Last year Bromberg recorded “Only Slightly Mad” (Appleseed) with his big band. It was recorded at Levon Helm’s studio in Woodstock, New York. It’s a return to his genre-bending albums of the 70s and 80s, and includes blues, bluegrass, gospel, folk, Irish fiddle tunes, pop and English drinking songs.
So now Bromberg has to balance his music career and running his store. When asked how that’s going he replied “poorly,” and laughed. “Ideally I’d go on the road twice a month for three or four days. But it never works out that way; it’s either more or less. But I suppose there is some balance in the end.”
Despite the challenge of managing two careers he says “I’m very grateful. I know very clearly that I’m a lucky guy. And I enjoy being a lucky guy.”
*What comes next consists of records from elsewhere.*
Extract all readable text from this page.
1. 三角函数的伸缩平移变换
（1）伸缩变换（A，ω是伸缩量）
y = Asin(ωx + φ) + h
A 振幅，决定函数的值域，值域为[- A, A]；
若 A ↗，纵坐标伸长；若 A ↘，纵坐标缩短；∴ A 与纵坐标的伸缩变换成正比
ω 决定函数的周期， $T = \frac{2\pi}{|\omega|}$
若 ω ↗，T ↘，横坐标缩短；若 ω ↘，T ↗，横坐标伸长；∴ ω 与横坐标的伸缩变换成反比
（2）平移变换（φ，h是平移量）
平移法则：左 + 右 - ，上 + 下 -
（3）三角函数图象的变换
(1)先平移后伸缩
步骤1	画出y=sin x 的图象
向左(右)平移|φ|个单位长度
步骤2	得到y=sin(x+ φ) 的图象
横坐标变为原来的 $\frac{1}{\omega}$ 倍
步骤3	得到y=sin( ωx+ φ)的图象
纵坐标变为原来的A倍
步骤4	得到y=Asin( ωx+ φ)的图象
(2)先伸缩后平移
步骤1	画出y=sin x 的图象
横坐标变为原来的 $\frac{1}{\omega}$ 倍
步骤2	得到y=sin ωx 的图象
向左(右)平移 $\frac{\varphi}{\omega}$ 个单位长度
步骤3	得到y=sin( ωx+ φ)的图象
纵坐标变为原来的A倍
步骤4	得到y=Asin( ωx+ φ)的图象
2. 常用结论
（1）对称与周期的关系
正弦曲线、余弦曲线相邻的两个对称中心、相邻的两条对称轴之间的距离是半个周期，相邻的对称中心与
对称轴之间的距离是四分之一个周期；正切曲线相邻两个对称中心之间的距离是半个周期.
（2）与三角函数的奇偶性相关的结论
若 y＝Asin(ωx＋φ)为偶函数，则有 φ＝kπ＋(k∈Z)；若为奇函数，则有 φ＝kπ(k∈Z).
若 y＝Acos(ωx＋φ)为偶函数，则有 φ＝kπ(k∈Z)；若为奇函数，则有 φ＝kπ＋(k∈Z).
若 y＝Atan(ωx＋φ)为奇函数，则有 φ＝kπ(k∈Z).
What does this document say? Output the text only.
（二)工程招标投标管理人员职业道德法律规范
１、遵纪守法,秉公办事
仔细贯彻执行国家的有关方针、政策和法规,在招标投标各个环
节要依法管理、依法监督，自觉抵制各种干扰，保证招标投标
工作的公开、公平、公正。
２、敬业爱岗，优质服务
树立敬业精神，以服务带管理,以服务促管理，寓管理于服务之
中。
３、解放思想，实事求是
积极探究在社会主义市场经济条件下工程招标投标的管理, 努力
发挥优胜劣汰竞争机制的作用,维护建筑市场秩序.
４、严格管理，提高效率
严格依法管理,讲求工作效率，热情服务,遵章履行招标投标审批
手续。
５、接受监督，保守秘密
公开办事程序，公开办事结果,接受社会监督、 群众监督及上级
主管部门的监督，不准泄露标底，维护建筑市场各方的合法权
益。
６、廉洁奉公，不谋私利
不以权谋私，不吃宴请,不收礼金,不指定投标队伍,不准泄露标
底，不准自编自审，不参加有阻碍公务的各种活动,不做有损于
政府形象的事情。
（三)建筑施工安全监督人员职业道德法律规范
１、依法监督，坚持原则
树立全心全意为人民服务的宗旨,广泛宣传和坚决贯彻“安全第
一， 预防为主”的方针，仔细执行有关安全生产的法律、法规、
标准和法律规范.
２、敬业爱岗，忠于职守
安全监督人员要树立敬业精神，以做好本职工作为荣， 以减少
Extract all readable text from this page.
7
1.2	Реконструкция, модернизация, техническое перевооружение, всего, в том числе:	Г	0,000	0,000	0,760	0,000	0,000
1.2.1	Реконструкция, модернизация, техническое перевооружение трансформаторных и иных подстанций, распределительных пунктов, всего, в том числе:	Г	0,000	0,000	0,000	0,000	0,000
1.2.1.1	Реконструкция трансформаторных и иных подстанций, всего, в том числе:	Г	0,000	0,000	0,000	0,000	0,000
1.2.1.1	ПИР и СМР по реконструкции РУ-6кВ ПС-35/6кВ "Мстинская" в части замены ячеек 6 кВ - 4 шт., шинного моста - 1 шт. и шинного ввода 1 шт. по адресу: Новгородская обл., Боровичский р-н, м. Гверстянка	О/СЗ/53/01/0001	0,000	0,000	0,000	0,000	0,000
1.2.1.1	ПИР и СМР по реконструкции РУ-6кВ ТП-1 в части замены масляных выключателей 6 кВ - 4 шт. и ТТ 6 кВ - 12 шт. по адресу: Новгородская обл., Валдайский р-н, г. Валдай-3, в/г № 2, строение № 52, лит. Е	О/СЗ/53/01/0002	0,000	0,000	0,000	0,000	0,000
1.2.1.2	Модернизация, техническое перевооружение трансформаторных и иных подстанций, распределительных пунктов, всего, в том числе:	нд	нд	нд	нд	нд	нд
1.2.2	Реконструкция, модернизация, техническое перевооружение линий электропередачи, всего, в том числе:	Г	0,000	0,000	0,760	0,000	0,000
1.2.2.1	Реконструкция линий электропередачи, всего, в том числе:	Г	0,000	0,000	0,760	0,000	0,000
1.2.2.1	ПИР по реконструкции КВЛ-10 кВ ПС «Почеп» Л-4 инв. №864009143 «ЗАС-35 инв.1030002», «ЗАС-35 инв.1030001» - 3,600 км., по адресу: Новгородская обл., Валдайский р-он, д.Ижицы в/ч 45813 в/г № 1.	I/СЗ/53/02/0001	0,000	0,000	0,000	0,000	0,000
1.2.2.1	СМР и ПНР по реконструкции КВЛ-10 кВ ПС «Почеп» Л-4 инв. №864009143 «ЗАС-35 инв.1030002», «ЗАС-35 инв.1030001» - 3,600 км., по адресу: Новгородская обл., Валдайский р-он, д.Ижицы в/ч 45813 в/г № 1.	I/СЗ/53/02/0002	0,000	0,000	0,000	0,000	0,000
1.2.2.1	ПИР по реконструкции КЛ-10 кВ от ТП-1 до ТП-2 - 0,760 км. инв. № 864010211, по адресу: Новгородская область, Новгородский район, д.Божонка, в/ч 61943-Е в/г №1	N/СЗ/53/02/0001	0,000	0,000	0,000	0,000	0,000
As for what to expect from Bromberg’s show at the Keswick Theatre, it will be a rare performance with his 11-piece band, which includes three horns and three back-up singers.
“If you want to know exactly what I’m going to play, I have absolutely no idea. I’ve never had a set list in my life,” says Bromberg. “Sometimes we rehearse various tunes and sometimes I just spring some on them.”
Mark Cosgrove, who plays acoustic guitar, electric guitar and mandolin plus sings in Bromberg’s band elaborated in an e-mail interview about playing with Bromberg.
“David isn’t looking for the same thing every night,” says Cosgrove. “He wants to have fun playing music and to him playing the same show two nights in a row is not fun. The band enjoys being stumped sometimes and we take pride in reacting well to surprises.”
Cosgrove adds: “He doesn’t think twice about featuring us during his show and genuinely takes pleasure in seeing us do well.”
Bromberg says “It’s fun for us, and I don’t see how it could be fun for anybody else unless it’s fun for us.”
IF YOU GO
WHAT: David Bromberg Big Band with David Johansen of New York Dolls
WHERE: 8 p.m. Saturday, April 26 at Keswick Theatre, 291 N. Keswick Ave., Glenside.